Unionized flight attendants — and flight attendants at airlines whose procedures mirror union work rules — get to work the most desirable trips based on seniority. In normal times senior flight attendants at large international airlines can jet away to Sydney, to Buenos Aires, to Paris while more junior flight attendants may overnight in Des Moines. Those longer trips aren’t just more exotic. They pay more in a short amount of time, have longer layovers, and may entail staying at better hotels.
Since Assigned Trips Are A “Property Right,” Flight Attendants Sell Them
American Airlines flight attendants have been to known to rent out their seniority. They bid for trips they don’t plan to fly, and then sell the opportunity to work those trips to junior colleagues. The average going rate in the past was about $200.
Four years ago American said they were going to crack down on the practice – that they had software set to flag ‘suspicious trip trades’. But it continues, mostly among legacy US Airways flight attendants.
United Airlines flight attendants have been known to do the same thing. United threatened to fire flight attendants for selling their trips.
The Practice Of Flight Attendant “Cartels” Continues Across American Airlines
Last summer the American Airlines flight attendants union reported to members in an update to crew based in Philadelphia this past week that the practice of “cartels” among their members continues (it has been more an issue with legacy US Airways flight attendants than legacy American Airlines crew),
We were advised that this is an issue across the system and is worse at some bases than others. It is an issue being discussed at very high levels, and Flight Service in several bases is addressing it. Sam stated that they are investigating credible reports sent to management, and they are being addressed.
Flight attendants who bid for a trip and are assigned that trip have a property right in the trip. But they’re not supposed to use their seniority to gain desirable trips and then sell those trips, they’re supposed to fly the trips themselves and trade only when scheduling presents a problem. In other words they only get a partial property right and there’s not supposed to be a secondary market.
And since it continues into 2022, the union is again telling cabin crew not to do it.
Flight Attendants continue to voice concerns regarding illicit trip trades and drops.

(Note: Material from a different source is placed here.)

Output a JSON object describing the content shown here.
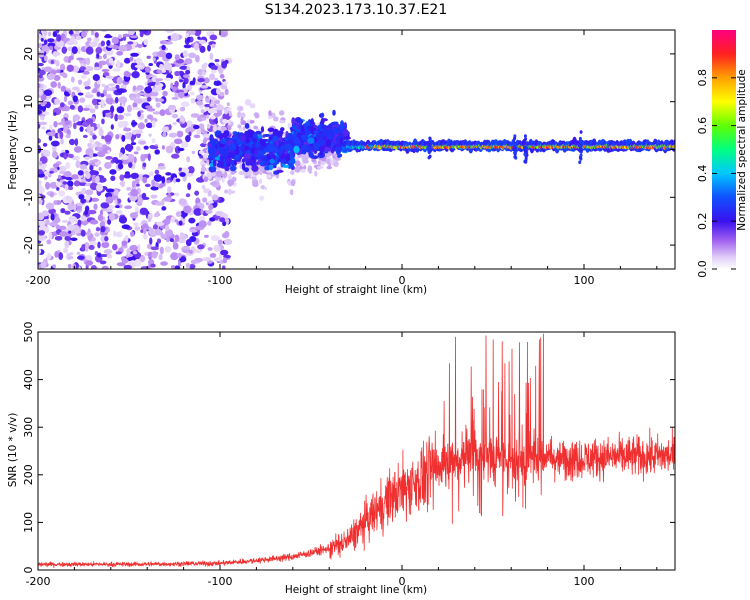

With the elimination of many premium trips throughout the system, the abuse has become more evident.
…These systems were not designed to encourage any type of trip brokering or to circumvent Flight Attendant seniority. …[S]ome continue to conduct transactions for trips they do not plan to fly. Some continue to share passwords to Crew Portal and Jetnet, which is a direct violation of our work and conduct rules.
…Management has made it clear that this illicit trip activity is prohibited. If you are trading or dropping trips outside of the intended means of our scheduling systems, you will be subject to discipline, up to and including termination. …We are asking you to please stop conducting these transactions immediately.
…For those of you that are frustrated with the lack of oversight accompanying this behavior and have been continuously sharing your frustration with your APFA Leadership, we hear you.
Interestingly the union is applauding those who have ratted out their colleagues to management, even though it could get union members fired. (“Many of you have exercised tremendous restraint in reporting these abuses to management because you respect and value the core tenets of unionism”).
The Real Problem Is Assigning Trips As A Property Right Based On Seniority
The airline is giving something of value (a trip to a desirable destination, that’s paid) based on seniority to one group of workers, that’s valued more by others (junior flight attendants). Naturally a secondary market develops, and both parties benefit from the exchange. However those outside of the exchange who are less senior are envious, and that’s bad for overall morale.
Ultimately airlines and their unions are fighting the symptom of a broken duty assignment system that gives trips to flight attendants who don’t want to work them simply because they’ve been at the airline longer, and assigns trips to flight attendants less well-suited to the customer service roles as well.